CIUDAD DEL VATICANO. La vida concebida, que nace, crece, envejece y se consume, con sus invocaciones y esperanzas, así como aquella frágil, enferma, envilecida y descartada, son “igualmente humanas”. Conceptos complejos y siempre actuales ya afrontados por el papa Francisco, esta vez subrayados con fuerza durante la audiencia concedida ayer a los miembros de la Pontificia Academia para la Vida.

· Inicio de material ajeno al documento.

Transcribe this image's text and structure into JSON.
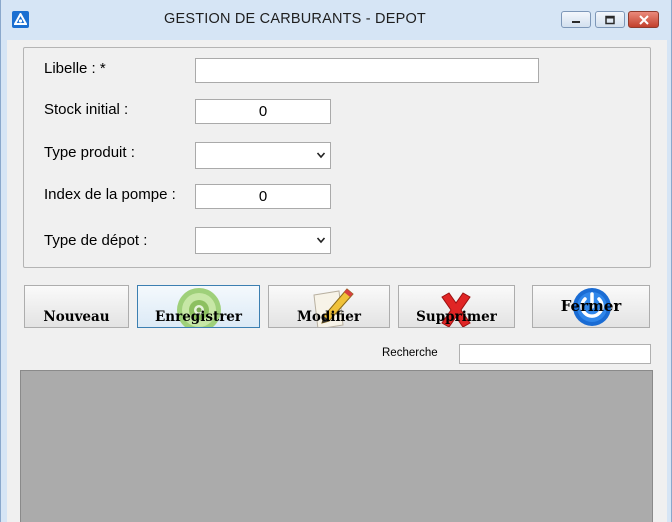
{
  "window": {
    "title": "GESTION DE CARBURANTS - DEPOT"
  },
  "form": {
    "libelle_label": "Libelle : *",
    "libelle_value": "",
    "stock_label": "Stock initial :",
    "stock_value": "0",
    "type_produit_label": "Type produit :",
    "type_produit_value": "",
    "index_label": "Index de la pompe :",
    "index_value": "0",
    "type_depot_label": "Type de dépot :",
    "type_depot_value": ""
  },
  "toolbar": {
    "nouveau": "Nouveau",
    "enregistrer": "Enregistrer",
    "modifier": "Modifier",
    "supprimer": "Supprimer",
    "fermer": "Fermer"
  },
  "search": {
    "label": "Recherche",
    "value": ""
  },
  "colors": {
    "titlebar": "#d6e5f5",
    "window_bg": "#f0f0f0",
    "grid_bg": "#ababab",
    "close_button": "#c2402c",
    "power_icon": "#1a6cd4",
    "delete_icon": "#d42020"
  },
  "icons": {
    "app": "app-logo-icon",
    "enregistrer": "disc-icon",
    "modifier": "pencil-paper-icon",
    "supprimer": "red-x-icon",
    "fermer": "power-icon"
  }
}
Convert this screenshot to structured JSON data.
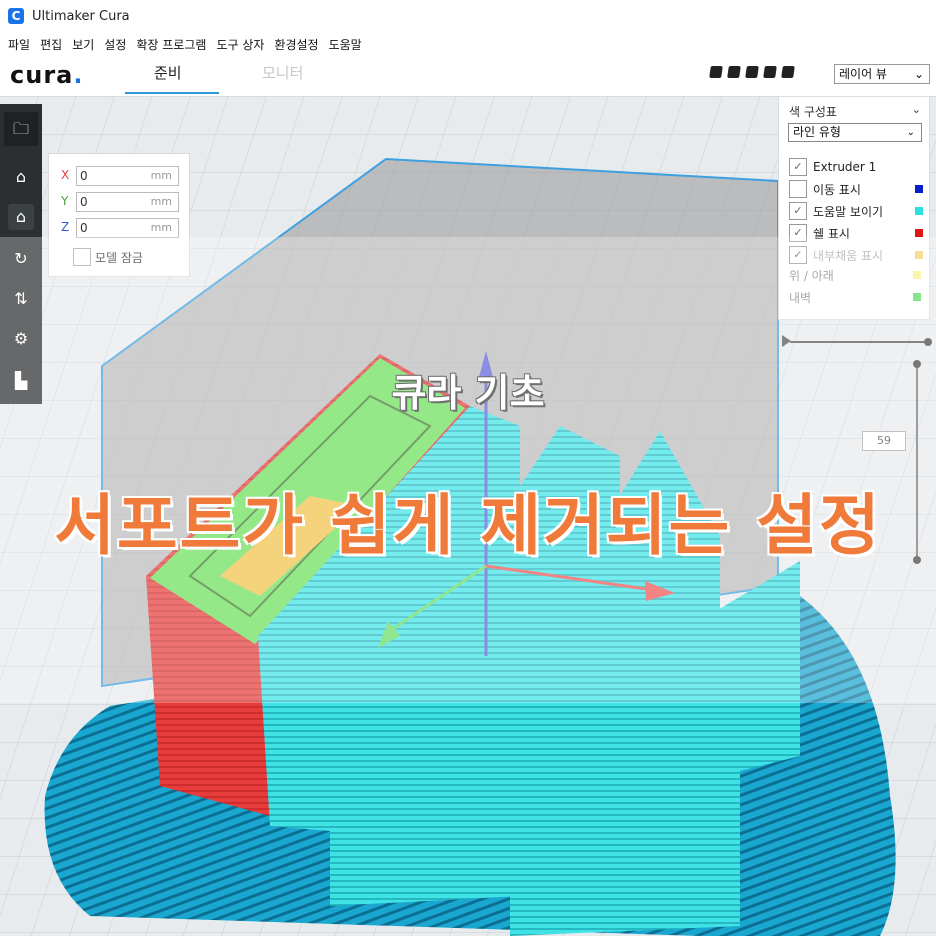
{
  "window": {
    "title": "Ultimaker Cura",
    "icon": "cura-app-icon"
  },
  "menu": {
    "items": [
      "파일",
      "편집",
      "보기",
      "설정",
      "확장 프로그램",
      "도구 상자",
      "환경설정",
      "도움말"
    ]
  },
  "topbar": {
    "logo": "cura",
    "tabs": [
      {
        "label": "준비",
        "active": true
      },
      {
        "label": "모니터",
        "active": false
      }
    ],
    "view_mode": "레이어 뷰"
  },
  "move_panel": {
    "x_label": "X",
    "x_value": "0",
    "y_label": "Y",
    "y_value": "0",
    "z_label": "Z",
    "z_value": "0",
    "unit": "mm",
    "lock_label": "모델 잠금"
  },
  "color_scheme": {
    "title": "색 구성표",
    "selected": "라인 유형",
    "rows": [
      {
        "label": "Extruder 1",
        "checked": true,
        "color": ""
      },
      {
        "label": "이동 표시",
        "checked": false,
        "color": "#0a1ec8"
      },
      {
        "label": "도움말 보이기",
        "checked": true,
        "color": "#2ee0e0"
      },
      {
        "label": "쉘 표시",
        "checked": true,
        "color": "#e01818"
      },
      {
        "label": "내부채움 표시",
        "checked": true,
        "color": "#f0d070"
      }
    ],
    "plain_rows": [
      {
        "label": "위 / 아래",
        "color": "#f8f28c"
      },
      {
        "label": "내벽",
        "color": "#55dd55"
      }
    ]
  },
  "layer_slider": {
    "current_layer": "59"
  },
  "overlay": {
    "subtitle": "큐라 기초",
    "headline": "서포트가 쉽게 제거되는 설정"
  },
  "colors": {
    "shell": "#e73c3c",
    "support": "#3fe3e6",
    "infill": "#f0c24a",
    "top_bottom": "#7ee04a",
    "accent": "#2d9ad8"
  }
}
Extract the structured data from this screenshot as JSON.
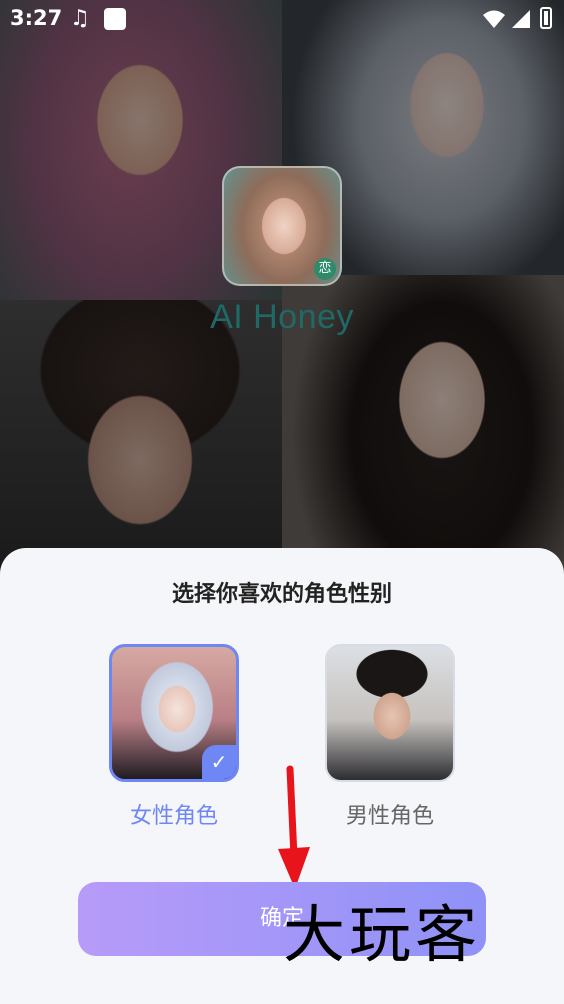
{
  "status_bar": {
    "time": "3:27"
  },
  "app": {
    "name": "AI Honey",
    "badge": "恋"
  },
  "sheet": {
    "title": "选择你喜欢的角色性别",
    "options": [
      {
        "label": "女性角色",
        "selected": true
      },
      {
        "label": "男性角色",
        "selected": false
      }
    ],
    "confirm_label": "确定"
  },
  "watermark": "大玩客",
  "colors": {
    "accent": "#6f86f5",
    "button_start": "#b79bf8",
    "button_end": "#8f92f7",
    "arrow": "#e8141b"
  }
}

En los últimos tiempos Bergoglio ha destacado en varias ocasiones la defensa de la vida desde que es concebida y hasta su fin natural, condenando así el aborto y la eutanasia. Pero en esta ocasión condenó sin medios términos, y con su habitual lenguaje fuerte y directo, todo aquello que ofende a la vida en sus diversos aspectos, definiendo este comportamiento como una “labor de la muerte”.
“Cuando privamos a los niños de su infancia, cuando entregamos los pobres al hambre, los perseguidos a la guerra y los ancianos al abandono, ¿acaso no hacemos nosotros mismos el trabajo sucio de la muerte?”, preguntó el Papa jesuita.
Bergoglio lanzo su anatema esta vez de frente a un organismo eclesiástico, pero sus palabras, como en la mayoría de los discursos del pontífice de turno, revisten un mensaje a nivel universal y un llamado en particular al mundo católico.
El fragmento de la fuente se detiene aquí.